Moreover, sports are still iconic for purity, for the simplicity of an idyllic earlier America (which even a fleeting brush with history tells us is illusory). Look, for example, at the frequency with which the myth of the “student-athlete” still pops up in big college sports, and how often that term gets used by announcers for huge entertainment conglomerates that provide the audience of millions that fuels the modern sports machine. Sports, in other words, are often a psychological path back to a mythic Golden Age that becomes ever more appealing during a period of confusion and rapid social change. Messing with that myth through enhancements, no matter what the reason, is simply not done. You may not be cheating your competitors, but you are cheating archetypal myth. And you will lose.

Military human enhancements seem to occupy a middle ground. There is unquestionably some concern about what human enhancements in this domain might come to, especially if one moves beyond temporary enhancements like pharmaceuticals to more permanent enhancements, such as genetic engineering. The concerns here go beyond the operational. If enhanced humans leave the military and return to civilian life, for instance, what will happen? The differences may be subtle—genetic engineering enabling one to see in the dark, or providing maximum muscle development and efficiency, or augmented cognitive and neural performance, for example. Or they may be less so—one might have a set of personal technologies that are accessed by onboard computer-brain interfaces, for example. It’s only a hypothetical, but it is a worrisome one. Would such veterans get an unfair advantage in the workplace, or would they be discriminated against—or would they discriminate? Moreover, the obvious benefits of technologies that help protect soldiers make the primal responses that sports seem to generate less feasible. Various types of enhancements, from vaccines not approved by the FDA to cognitive boosters for various missions, are already used by the U.S. military, and while there has been debate, there hasn’t been the emotive responses seen in sports.

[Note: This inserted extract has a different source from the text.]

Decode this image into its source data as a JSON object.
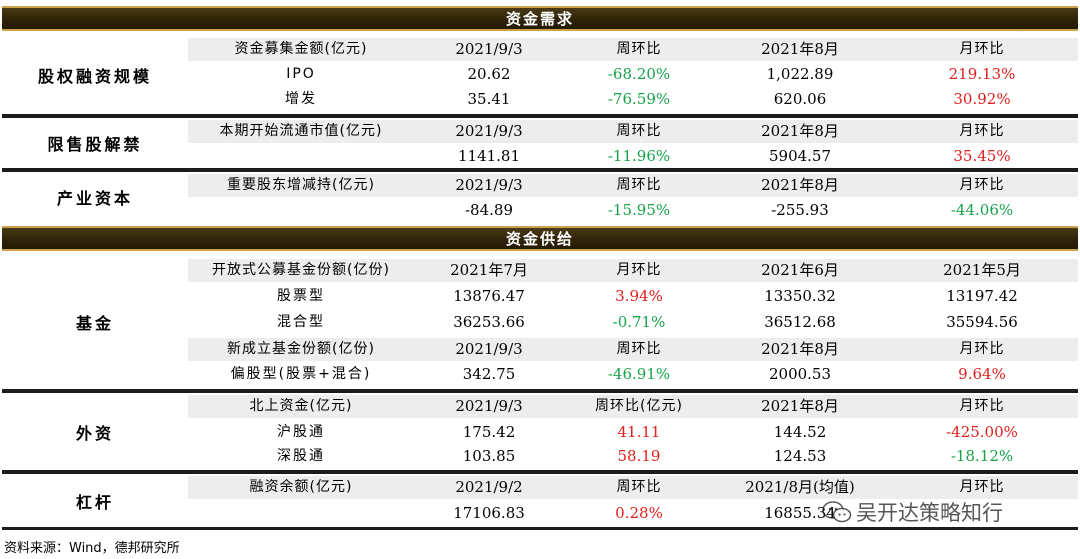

What does all this mean? It means that social responses to human enhancement are more nuanced and complex than is usually recognized. More specifically, it means that the same enhancement will generate different responses depending on the domain in which it is introduced. If one wants to promote an enhancement, making it available and familiar to the public might be an excellent strategy. A military use that doesn’t trigger sci-fi fantasies—“OMG! A killer robot!”—is a secondary path. Don’t even think about sports. And similarly, if one is an activist and wants to stop a technology, make it symbolic if you can. So, for example, using the loaded term killer robot is an excellent start to a campaign against a technology that might otherwise be desirable because it could save soldiers’ lives.

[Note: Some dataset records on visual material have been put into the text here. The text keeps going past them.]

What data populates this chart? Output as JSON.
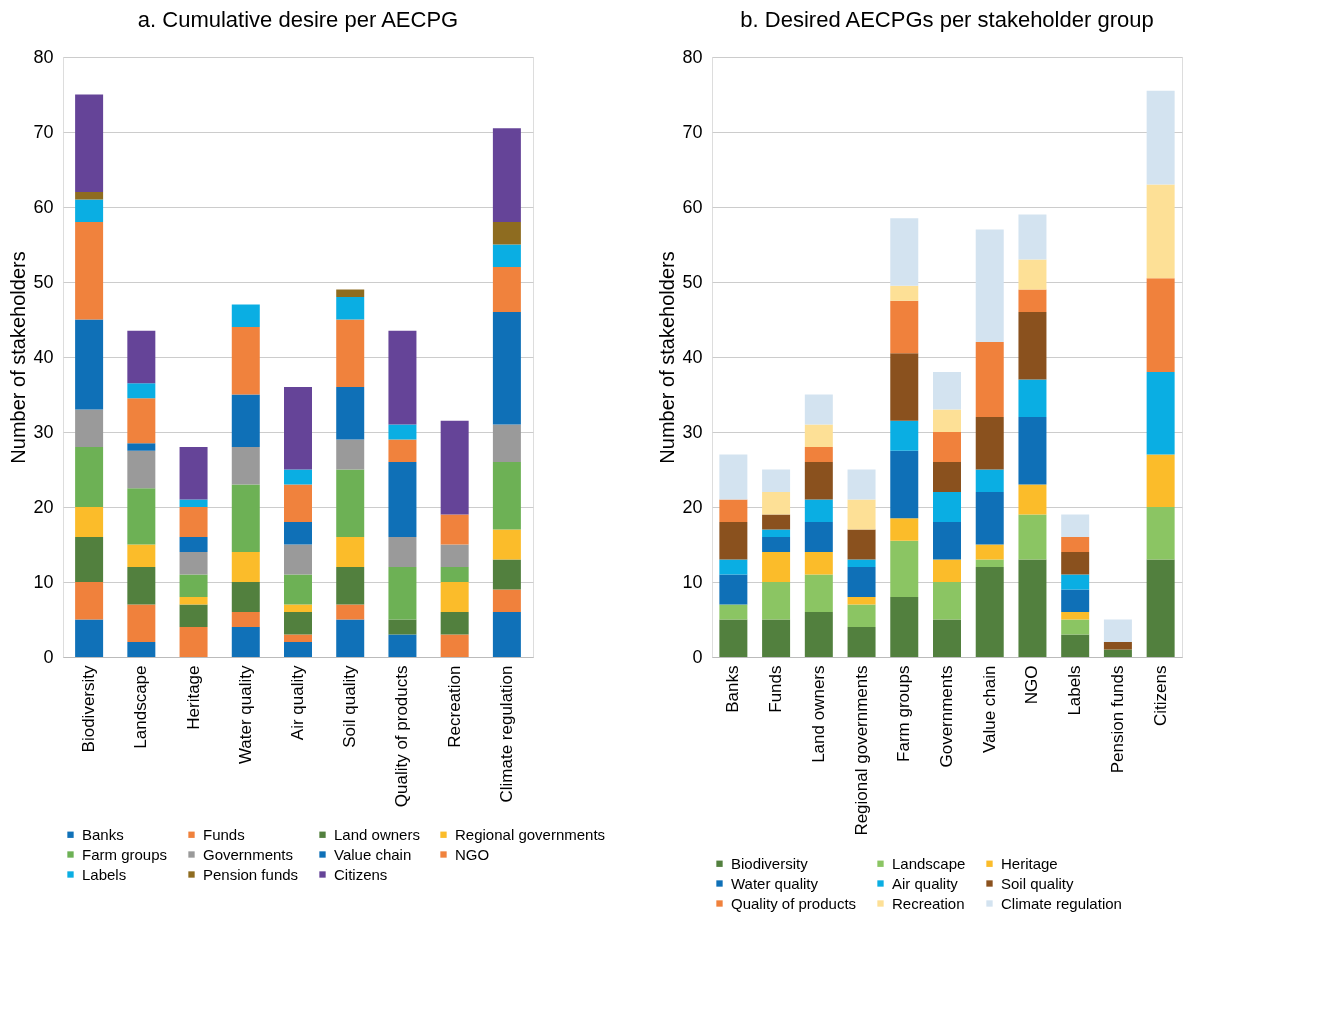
{
  "chart_data": [
    {
      "type": "bar",
      "title": "a. Cumulative desire per AECPG",
      "ylabel": "Number of stakeholders",
      "stacked": true,
      "grid": "y",
      "legend": "bottom",
      "categories": [
        "Biodiversity",
        "Landscape",
        "Heritage",
        "Water quality",
        "Air quality",
        "Soil quality",
        "Quality of products",
        "Recreation",
        "Climate regulation"
      ],
      "ylim": [
        0,
        80
      ],
      "yticks": [
        0,
        10,
        20,
        30,
        40,
        50,
        60,
        70,
        80
      ],
      "series": [
        {
          "name": "Banks",
          "color": "#1071b8",
          "values": [
            5,
            2,
            0,
            4,
            2,
            5,
            3,
            0,
            6
          ]
        },
        {
          "name": "Funds",
          "color": "#f0813c",
          "values": [
            5,
            5,
            4,
            2,
            1,
            2,
            0,
            3,
            3
          ]
        },
        {
          "name": "Land owners",
          "color": "#52803e",
          "values": [
            6,
            5,
            3,
            4,
            3,
            5,
            2,
            3,
            4
          ]
        },
        {
          "name": "Regional governments",
          "color": "#fbbc2a",
          "values": [
            4,
            3,
            1,
            4,
            1,
            4,
            0,
            4,
            4
          ]
        },
        {
          "name": "Farm groups",
          "color": "#6db155",
          "values": [
            8,
            7.5,
            3,
            9,
            4,
            9,
            7,
            2,
            9
          ]
        },
        {
          "name": "Governments",
          "color": "#9a9a9a",
          "values": [
            5,
            5,
            3,
            5,
            4,
            4,
            4,
            3,
            5
          ]
        },
        {
          "name": "Value chain",
          "color": "#0f70b7",
          "values": [
            12,
            1,
            2,
            7,
            3,
            7,
            10,
            0,
            15
          ]
        },
        {
          "name": "NGO",
          "color": "#f0823d",
          "values": [
            13,
            6,
            4,
            9,
            5,
            9,
            3,
            4,
            6
          ]
        },
        {
          "name": "Labels",
          "color": "#0aaee3",
          "values": [
            3,
            2,
            1,
            3,
            2,
            3,
            2,
            0,
            3
          ]
        },
        {
          "name": "Pension funds",
          "color": "#8e6c20",
          "values": [
            1,
            0,
            0,
            0,
            0,
            1,
            0,
            0,
            3
          ]
        },
        {
          "name": "Citizens",
          "color": "#654498",
          "values": [
            13,
            7,
            7,
            0,
            11,
            0,
            12.5,
            12.5,
            12.5
          ]
        }
      ]
    },
    {
      "type": "bar",
      "title": "b. Desired AECPGs per stakeholder group",
      "ylabel": "Number of stakeholders",
      "stacked": true,
      "grid": "y",
      "legend": "bottom",
      "categories": [
        "Banks",
        "Funds",
        "Land owners",
        "Regional governments",
        "Farm groups",
        "Governments",
        "Value chain",
        "NGO",
        "Labels",
        "Pension funds",
        "Citizens"
      ],
      "ylim": [
        0,
        80
      ],
      "yticks": [
        0,
        10,
        20,
        30,
        40,
        50,
        60,
        70,
        80
      ],
      "series": [
        {
          "name": "Biodiversity",
          "color": "#52803e",
          "values": [
            5,
            5,
            6,
            4,
            8,
            5,
            12,
            13,
            3,
            1,
            13
          ]
        },
        {
          "name": "Landscape",
          "color": "#8bc563",
          "values": [
            2,
            5,
            5,
            3,
            7.5,
            5,
            1,
            6,
            2,
            0,
            7
          ]
        },
        {
          "name": "Heritage",
          "color": "#fbbc2a",
          "values": [
            0,
            4,
            3,
            1,
            3,
            3,
            2,
            4,
            1,
            0,
            7
          ]
        },
        {
          "name": "Water quality",
          "color": "#0f70b7",
          "values": [
            4,
            2,
            4,
            4,
            9,
            5,
            7,
            9,
            3,
            0,
            0
          ]
        },
        {
          "name": "Air quality",
          "color": "#0aaee3",
          "values": [
            2,
            1,
            3,
            1,
            4,
            4,
            3,
            5,
            2,
            0,
            11
          ]
        },
        {
          "name": "Soil quality",
          "color": "#8a511e",
          "values": [
            5,
            2,
            5,
            4,
            9,
            4,
            7,
            9,
            3,
            1,
            0
          ]
        },
        {
          "name": "Quality of products",
          "color": "#f0813c",
          "values": [
            3,
            0,
            2,
            0,
            7,
            4,
            10,
            3,
            2,
            0,
            12.5
          ]
        },
        {
          "name": "Recreation",
          "color": "#fde096",
          "values": [
            0,
            3,
            3,
            4,
            2,
            3,
            0,
            4,
            0,
            0,
            12.5
          ]
        },
        {
          "name": "Climate regulation",
          "color": "#d3e3f0",
          "values": [
            6,
            3,
            4,
            4,
            9,
            5,
            15,
            6,
            3,
            3,
            12.5
          ]
        }
      ]
    }
  ]
}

From a social perspective, however, perhaps the most important observation is that to the extent an enhancement technology has symbolic dimensions, it will be very difficult to evaluate rationally and objectively. The risk is that various enhancement technologies are regulated or rejected not based on a realistic assessment of their costs and benefits, but because of how they were introduced, in sports or in doctors’ offices. The challenge, then, is not “cheating” but the far more difficult challenge of developing the ability to interact ethically, rationally, and responsibly with the world of enhancement technologies that is already here.